Speed, power and cost implications for GPU acceleration of Computational Fluid Dynamics on HPC systems
Zachary Cooper-Baldock, Brenda Vara Almirall, Kiao Inthavong
TL;DR
This study tackles the practical question of how GPU acceleration affects CFD workloads in HPC environments when using ANSYS Fluent. It benchmarks two real CFD cases (external submarine flow and internal airway flow) across multiple CPU architectures and NVIDIA GPUs (V100 and A100), evaluating total simulation time, mean iteration time, initialization, power consumption, and SU cost. The results show substantial speedups from GPU acceleration, with improvements exceeding 80%–95% in many scenarios, but initialisation, power, and cost outcomes depend strongly on architecture and queue pricing; in particular, Sapphire Rapids can incur higher SU despite faster runtimes.
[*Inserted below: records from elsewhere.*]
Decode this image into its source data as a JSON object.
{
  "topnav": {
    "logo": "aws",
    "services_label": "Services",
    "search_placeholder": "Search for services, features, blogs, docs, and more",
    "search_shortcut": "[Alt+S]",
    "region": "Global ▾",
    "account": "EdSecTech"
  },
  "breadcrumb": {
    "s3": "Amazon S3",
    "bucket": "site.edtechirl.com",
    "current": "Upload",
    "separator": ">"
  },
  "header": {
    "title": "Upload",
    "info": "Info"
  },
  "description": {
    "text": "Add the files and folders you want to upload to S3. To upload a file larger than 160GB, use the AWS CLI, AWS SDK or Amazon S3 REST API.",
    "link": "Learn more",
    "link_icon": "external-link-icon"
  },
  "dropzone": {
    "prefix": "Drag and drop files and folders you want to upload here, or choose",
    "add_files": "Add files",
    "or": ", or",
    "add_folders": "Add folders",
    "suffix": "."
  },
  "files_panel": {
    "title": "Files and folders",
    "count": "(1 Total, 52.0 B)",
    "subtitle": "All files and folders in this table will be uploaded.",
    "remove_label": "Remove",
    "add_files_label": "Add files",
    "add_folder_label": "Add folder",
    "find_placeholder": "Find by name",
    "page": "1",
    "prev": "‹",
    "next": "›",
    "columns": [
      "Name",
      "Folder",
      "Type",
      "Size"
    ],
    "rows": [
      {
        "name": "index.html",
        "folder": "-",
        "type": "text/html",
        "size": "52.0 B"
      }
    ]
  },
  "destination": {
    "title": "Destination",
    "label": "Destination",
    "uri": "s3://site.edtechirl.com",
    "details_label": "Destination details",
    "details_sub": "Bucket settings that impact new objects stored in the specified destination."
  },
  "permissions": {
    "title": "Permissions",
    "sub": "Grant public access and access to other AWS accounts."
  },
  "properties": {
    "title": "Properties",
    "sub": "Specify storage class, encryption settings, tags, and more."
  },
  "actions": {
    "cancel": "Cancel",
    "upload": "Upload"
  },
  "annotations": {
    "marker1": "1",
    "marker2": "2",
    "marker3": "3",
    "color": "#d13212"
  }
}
The work provides actionable guidance for researchers and HPC admins on hardware selection, correct GPU submission flags, and energy-aware budgeting for GPU-accelerated CFD workflows, enabling more efficient planning and deployment of CFD simulations on modern HPC systems.
Abstract
Computational Fluid Dynamics (CFD) is the simulation of fluid flow undertaken with the use of computational hardware. The underlying equations are computationally challenging to solve and necessitate high performance computing (HPC) to resolve in a practical timeframe when a reasonable level of fidelity is required. The simulations are memory intensive, having previously been limited to central processing unit (CPU) solvers, as graphics processing unit (GPU) video random access memory (VRAM) was insufficient. However, with recent developments in GPU design and increases to VRAM, GPU acceleration of CPU solved workflows is now possible. At HPC scale however, many operational details are still unknown. This paper utilizes ANSYS Fluent, a leading commercial code in CFD, to investigate the compute speed, power consumption and service unit (SU) cost considerations for the GPU acceleration of CFD workflows on HPC architectures. To provide a comprehensive analysis, different CPU architectures, and GPUs have been assessed. It is seen that GPU compute speed is faster, however, the initialisation speed, power and cost performance is less clear cut. Whilst the larger A100 cards perform well with respect to power consumption, this is not observed for the V100 cards. In situations where more than one GPU is required, their adoption may not be beneficial from a power or cost perspective.